Tokenizer的作用是分词, 同时具有把词语映射到ID的功能。

naivenlp.tokenizers模块包含以下Tokenizer实现:

  • JiebaTokenizer,继承自VocabBasedTokenizer,分词使用jieba
  • CustomTokenizer,继承自VocabBasedTokenizer,基于词典文件的Tokenizer,包装tokenize_fn自定义函数来实现各种自定义的Tokenizer
  • TransformerTokenizer,继承自VocabBasedTokenizer,用于Transformer模型分词
  • BertTokenizer,继承自VocabBasedTokenizer,用于BERT模型分词

JiebaTokenizer的使用

分词过程使用jieba

from naivenlp.tokenizers import JiebaTokenizer

tokenizer = JiebaTokenizer(
    vocab_file='vocab.txt',
    pad_token='[PAD]',
    unk_token='[UNK]',
    bos_token='[BOS]',
    eos_token='[EOS]',
)

tokenizer.tokenize('hello world!', mode=0, hmm=True)

tokenizer.encode('hello world!', add_bos=False, add_eos=False)

CustomTokenizer的使用

方便用户自定义分词过程。

以使用baidu/lac来分词为例。

pip install lac
from naivenlp.tokenizers import CustomTokenizer

from LAC import LAC

lac = LAC(mode='seg')

def lac_tokenize(text, **kwargs):
    return lac.run(text)


tokenizer = CustomTokenizer(
    vocab_file='vocab.txt',
    tokenize_fn=lac_tokenize,
    pad_token='[PAD]',
    unk_token='[UNK]',
    bos_token='[BOS]',
    eos_token='[EOS]',
)

tokenizer.tokenize('hello world!')

tokenizer.encode('hello world!', add_bos=False, add_eos=False)

BasicTokenizer的使用

这个分词器的使用很简单。不需要词典。它会根据空格来分词。它有以下功能:

  • 按照空格和特殊字符分词
  • 根据设置,决定是否大小写转换
  • 根据设置,切分汉字,按照字的粒度分词
from naivenlp.tokenizers import BasicTokenizer

tokenizer = BasicTokenizer(do_lower_case=True, tokenize_chinese_chars=True)
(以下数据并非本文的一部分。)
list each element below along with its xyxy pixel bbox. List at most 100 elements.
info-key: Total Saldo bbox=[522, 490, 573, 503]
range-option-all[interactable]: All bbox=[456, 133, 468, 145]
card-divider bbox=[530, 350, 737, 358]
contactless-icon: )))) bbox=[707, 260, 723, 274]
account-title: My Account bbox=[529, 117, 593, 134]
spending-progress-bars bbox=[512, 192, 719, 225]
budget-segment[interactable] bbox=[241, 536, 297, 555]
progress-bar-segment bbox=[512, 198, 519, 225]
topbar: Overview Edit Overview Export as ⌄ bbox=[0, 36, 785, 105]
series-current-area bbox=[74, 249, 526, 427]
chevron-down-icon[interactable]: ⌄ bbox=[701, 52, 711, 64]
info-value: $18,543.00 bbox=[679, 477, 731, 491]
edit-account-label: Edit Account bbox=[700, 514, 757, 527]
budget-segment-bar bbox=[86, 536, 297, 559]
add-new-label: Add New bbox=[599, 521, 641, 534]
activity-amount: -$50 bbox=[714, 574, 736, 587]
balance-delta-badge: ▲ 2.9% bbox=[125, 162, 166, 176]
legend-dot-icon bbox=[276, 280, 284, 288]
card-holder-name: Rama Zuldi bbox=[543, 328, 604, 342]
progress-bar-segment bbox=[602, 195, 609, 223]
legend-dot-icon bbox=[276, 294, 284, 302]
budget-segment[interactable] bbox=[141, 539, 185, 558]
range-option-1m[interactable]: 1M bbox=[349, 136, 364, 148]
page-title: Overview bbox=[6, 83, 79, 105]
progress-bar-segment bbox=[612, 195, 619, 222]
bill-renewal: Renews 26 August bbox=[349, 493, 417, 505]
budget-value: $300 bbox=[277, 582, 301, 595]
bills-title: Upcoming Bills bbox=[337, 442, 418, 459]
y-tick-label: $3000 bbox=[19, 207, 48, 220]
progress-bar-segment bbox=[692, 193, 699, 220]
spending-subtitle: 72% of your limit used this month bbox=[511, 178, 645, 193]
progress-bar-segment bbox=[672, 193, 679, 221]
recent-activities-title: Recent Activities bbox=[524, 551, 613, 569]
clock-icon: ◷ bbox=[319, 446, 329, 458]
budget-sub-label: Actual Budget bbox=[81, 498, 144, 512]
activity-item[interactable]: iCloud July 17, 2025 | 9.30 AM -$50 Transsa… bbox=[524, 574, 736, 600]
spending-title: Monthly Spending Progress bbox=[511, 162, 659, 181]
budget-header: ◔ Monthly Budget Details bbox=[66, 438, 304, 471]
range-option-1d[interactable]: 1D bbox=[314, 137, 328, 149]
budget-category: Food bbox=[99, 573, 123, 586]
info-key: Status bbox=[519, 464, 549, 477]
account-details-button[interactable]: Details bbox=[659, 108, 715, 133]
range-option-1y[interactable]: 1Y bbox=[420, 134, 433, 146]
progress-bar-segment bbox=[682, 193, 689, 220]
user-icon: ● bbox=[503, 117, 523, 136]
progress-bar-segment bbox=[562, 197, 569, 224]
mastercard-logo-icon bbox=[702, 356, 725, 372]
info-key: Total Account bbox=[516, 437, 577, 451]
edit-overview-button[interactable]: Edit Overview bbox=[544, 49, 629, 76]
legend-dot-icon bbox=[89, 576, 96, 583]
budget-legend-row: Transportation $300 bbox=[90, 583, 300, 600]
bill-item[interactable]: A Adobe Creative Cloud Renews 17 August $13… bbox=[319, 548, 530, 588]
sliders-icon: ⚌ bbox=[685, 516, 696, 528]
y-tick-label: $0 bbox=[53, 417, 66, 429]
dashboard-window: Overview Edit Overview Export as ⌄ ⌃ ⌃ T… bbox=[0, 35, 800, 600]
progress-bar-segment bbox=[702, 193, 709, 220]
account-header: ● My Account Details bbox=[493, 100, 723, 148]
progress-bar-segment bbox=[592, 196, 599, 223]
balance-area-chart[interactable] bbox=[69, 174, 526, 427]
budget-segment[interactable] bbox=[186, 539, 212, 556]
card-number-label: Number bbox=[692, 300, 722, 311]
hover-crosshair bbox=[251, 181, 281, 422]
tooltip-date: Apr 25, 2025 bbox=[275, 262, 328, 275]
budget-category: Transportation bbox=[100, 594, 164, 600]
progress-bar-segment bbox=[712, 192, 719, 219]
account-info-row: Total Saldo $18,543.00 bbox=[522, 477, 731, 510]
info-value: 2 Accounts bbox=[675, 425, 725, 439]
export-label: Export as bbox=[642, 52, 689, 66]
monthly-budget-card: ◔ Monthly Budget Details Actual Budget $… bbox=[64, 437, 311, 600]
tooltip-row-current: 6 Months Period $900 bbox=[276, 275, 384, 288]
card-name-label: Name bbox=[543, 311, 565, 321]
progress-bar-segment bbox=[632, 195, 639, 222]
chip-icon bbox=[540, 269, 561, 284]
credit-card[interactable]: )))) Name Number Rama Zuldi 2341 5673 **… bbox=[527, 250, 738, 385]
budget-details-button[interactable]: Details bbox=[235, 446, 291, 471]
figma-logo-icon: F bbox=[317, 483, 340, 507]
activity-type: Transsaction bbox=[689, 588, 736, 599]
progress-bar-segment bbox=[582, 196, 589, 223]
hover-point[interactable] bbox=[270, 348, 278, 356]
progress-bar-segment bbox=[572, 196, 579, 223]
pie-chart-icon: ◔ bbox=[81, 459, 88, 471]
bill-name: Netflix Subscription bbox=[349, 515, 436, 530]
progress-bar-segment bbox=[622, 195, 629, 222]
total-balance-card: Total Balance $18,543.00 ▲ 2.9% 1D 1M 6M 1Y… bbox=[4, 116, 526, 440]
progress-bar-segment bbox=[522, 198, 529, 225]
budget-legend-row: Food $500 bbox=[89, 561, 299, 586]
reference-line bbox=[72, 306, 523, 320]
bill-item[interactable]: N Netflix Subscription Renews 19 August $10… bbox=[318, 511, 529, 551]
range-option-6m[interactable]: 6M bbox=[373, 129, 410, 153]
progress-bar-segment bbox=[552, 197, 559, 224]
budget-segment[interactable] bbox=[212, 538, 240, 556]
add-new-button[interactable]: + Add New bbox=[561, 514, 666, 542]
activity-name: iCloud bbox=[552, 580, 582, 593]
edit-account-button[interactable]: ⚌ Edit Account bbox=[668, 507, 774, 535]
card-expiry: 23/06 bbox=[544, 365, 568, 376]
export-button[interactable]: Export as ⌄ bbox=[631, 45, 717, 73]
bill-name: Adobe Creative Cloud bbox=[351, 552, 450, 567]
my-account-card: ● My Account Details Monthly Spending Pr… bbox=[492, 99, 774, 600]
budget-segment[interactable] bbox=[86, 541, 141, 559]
tokenizer.tokenize('hello world, 你好世界')

WordpieceTokenizer的使用

Wordpiece是一种分词算法,具体请自己查询相关文档。

WordpieceTokenizer需要传入一个词典map。

from naivenlp.tokenizers import WordpieceTokenizer

tokenizer = WordpieceTokenizer(vocab=vocab, unk_token='[UNK]')

tokenizer.tokenize('hello world, 你好世界')

TransformerTokenizer的使用

from naivenlp.tokenizers import TransformerTokenizer


tokenizer = TransformerTokenizer(vocab_file='vocab.txt')

tokenizer.tokenize('Hello World, 你好世界')

tokenizer.encode('Hello World, 你好世界', add_bos=False, add_eos=False)

BertTokenizer的使用

from naivenlp.tokenizers import BertTokenizer


tokenizer = BertTokenizer(vocab_file='vocab.txt', cls_token='[CLS]', sep_token='[SEP]', mask_token='[MASK]')

tokenizer.tokenize('Hello World, 你好世界')

tokenizer.encode('Hello World, 你好世界', add_bos=False, add_eos=False)

Correctors

Similarity

多种字符串相似度的度量。是对luozhouyang/python-string-similarity的包装。

import naivenlp

a = 'ACCTTTDEX'
b = 'CGGTTEEXX'

naivenlp.cosine_distance(a, b)

naivenlp.cosine_similarity(a, b)

naivenlp.jaccard_distance(a, b)

naivenlp.jaccard_similarity(a, b)

naivenlp.levenshtein_distance(a, b)

naivenlp.levenshtein_distance_normalized(a, b)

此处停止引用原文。